In November, U.S. LNG exports experienced a significant increase of 40% year-on-year, totaling 10.7 million tonnes. Furthermore, exports for 2025 have already approached approximately 15 bcm, as producers enhance their shipment activities. Data indicated that utilities withdrew 12 bcf of gas in the week ending November 28, marking the third consecutive weekly draw, albeit slightly below the anticipated 18 bcf decline.
U.S. gas stocks currently total 3,923 bcf, reflecting a 0.5% decrease from the previous year, yet remaining 5.1% above the five-year average, indicating a state of ample supply. Speculators reduced their net long positions by 23,064, indicating a more subdued market perspective, while Baker Hughes noted a minor decline in gas rigs to 129.

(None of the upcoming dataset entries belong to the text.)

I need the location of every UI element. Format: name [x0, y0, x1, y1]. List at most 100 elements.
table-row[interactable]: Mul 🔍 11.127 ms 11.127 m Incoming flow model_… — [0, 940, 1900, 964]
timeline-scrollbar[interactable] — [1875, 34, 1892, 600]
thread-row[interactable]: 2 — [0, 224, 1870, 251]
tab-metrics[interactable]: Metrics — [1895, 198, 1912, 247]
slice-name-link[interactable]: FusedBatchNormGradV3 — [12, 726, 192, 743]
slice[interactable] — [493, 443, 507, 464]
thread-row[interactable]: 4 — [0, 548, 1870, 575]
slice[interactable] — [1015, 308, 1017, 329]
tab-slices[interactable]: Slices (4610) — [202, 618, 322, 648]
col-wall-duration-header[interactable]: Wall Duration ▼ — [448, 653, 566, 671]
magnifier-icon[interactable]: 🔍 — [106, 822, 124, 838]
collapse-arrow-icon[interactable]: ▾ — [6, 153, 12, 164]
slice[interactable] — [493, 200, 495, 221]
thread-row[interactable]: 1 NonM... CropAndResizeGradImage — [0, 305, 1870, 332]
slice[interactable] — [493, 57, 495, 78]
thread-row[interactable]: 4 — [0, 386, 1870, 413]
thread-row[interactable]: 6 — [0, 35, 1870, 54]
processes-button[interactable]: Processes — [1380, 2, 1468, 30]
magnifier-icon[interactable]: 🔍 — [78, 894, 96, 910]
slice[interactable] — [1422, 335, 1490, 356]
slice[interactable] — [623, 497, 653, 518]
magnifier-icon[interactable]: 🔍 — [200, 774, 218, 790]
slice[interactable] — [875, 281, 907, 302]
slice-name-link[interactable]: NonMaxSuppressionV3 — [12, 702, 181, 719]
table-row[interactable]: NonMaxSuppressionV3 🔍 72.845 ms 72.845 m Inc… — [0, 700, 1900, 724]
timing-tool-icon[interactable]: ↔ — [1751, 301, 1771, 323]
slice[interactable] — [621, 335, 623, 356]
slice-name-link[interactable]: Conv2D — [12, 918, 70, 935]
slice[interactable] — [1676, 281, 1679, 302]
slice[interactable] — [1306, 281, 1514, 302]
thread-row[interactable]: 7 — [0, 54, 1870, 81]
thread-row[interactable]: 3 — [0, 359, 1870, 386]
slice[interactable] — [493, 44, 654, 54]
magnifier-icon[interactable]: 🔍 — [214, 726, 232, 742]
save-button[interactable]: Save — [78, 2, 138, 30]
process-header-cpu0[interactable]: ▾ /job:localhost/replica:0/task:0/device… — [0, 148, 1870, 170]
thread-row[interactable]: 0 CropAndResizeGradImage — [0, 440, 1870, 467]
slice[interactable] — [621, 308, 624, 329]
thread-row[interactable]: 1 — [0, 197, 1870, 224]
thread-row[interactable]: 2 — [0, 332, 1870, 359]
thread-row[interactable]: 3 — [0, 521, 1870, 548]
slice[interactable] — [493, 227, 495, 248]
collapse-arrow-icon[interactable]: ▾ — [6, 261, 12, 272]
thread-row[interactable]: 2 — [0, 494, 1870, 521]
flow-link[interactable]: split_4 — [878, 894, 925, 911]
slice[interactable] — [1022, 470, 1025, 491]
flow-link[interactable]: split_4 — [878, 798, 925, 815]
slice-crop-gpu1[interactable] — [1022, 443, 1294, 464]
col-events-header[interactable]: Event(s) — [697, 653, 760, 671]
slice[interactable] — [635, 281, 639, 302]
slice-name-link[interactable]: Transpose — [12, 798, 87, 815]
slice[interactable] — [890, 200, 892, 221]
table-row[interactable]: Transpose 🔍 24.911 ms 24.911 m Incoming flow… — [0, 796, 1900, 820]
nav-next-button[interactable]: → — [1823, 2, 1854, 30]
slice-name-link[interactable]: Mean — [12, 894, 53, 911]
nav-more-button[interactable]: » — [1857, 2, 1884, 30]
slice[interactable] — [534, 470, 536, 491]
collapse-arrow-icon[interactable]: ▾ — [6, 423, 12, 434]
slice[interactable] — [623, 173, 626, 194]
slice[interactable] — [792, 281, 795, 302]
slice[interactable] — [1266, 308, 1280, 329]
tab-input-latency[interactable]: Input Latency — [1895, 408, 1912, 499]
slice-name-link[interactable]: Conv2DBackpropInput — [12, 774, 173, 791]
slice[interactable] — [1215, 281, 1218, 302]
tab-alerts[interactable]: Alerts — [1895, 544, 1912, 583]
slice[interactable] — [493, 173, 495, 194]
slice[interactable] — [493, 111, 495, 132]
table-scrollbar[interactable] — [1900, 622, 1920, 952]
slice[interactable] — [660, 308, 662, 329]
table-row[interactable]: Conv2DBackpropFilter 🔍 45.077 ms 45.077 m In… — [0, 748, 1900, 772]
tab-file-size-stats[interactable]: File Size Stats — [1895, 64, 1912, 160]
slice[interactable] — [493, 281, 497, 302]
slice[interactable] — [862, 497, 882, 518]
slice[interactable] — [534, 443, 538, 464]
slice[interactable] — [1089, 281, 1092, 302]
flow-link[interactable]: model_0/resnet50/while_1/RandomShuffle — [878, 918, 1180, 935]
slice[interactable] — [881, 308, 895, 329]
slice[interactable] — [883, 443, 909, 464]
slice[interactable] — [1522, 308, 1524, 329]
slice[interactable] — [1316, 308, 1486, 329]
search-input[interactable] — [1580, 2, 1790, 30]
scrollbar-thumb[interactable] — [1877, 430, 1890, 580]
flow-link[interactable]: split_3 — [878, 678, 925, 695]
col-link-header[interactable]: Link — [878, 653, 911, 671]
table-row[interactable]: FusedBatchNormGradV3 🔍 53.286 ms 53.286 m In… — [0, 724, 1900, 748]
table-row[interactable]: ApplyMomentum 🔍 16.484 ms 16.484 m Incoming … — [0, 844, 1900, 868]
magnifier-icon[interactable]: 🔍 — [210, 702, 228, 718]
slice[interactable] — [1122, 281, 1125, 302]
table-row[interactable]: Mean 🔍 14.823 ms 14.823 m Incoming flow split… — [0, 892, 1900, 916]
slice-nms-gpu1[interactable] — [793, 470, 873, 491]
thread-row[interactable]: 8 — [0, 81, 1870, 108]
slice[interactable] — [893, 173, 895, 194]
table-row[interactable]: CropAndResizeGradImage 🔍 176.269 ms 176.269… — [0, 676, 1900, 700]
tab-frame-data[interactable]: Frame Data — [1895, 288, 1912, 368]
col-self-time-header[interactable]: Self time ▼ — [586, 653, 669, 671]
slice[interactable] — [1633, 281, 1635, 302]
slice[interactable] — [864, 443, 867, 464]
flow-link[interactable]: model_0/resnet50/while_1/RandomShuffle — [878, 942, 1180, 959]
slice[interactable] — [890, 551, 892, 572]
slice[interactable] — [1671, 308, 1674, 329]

The EIA’s Short-Term Energy Outlook anticipates unprecedented U.S. output and demand in 2025, forecasting dry gas production to increase to 107.1 bcfd and consumption to reach 91.6 bcfd. LNG exports are projected to increase to 14.7 bcfd in 2025 and 16.3 bcfd in 2026. Natural gas continues to experience significant long liquidation, evidenced by a 50.87% decline in open interest. Support is positioned at Rs 438.4, and a breach beneath this level could potentially lead to a decline towards Rs 427.8. Resistance is established at Rs 464.7, with additional upward potential toward Rs 480.4.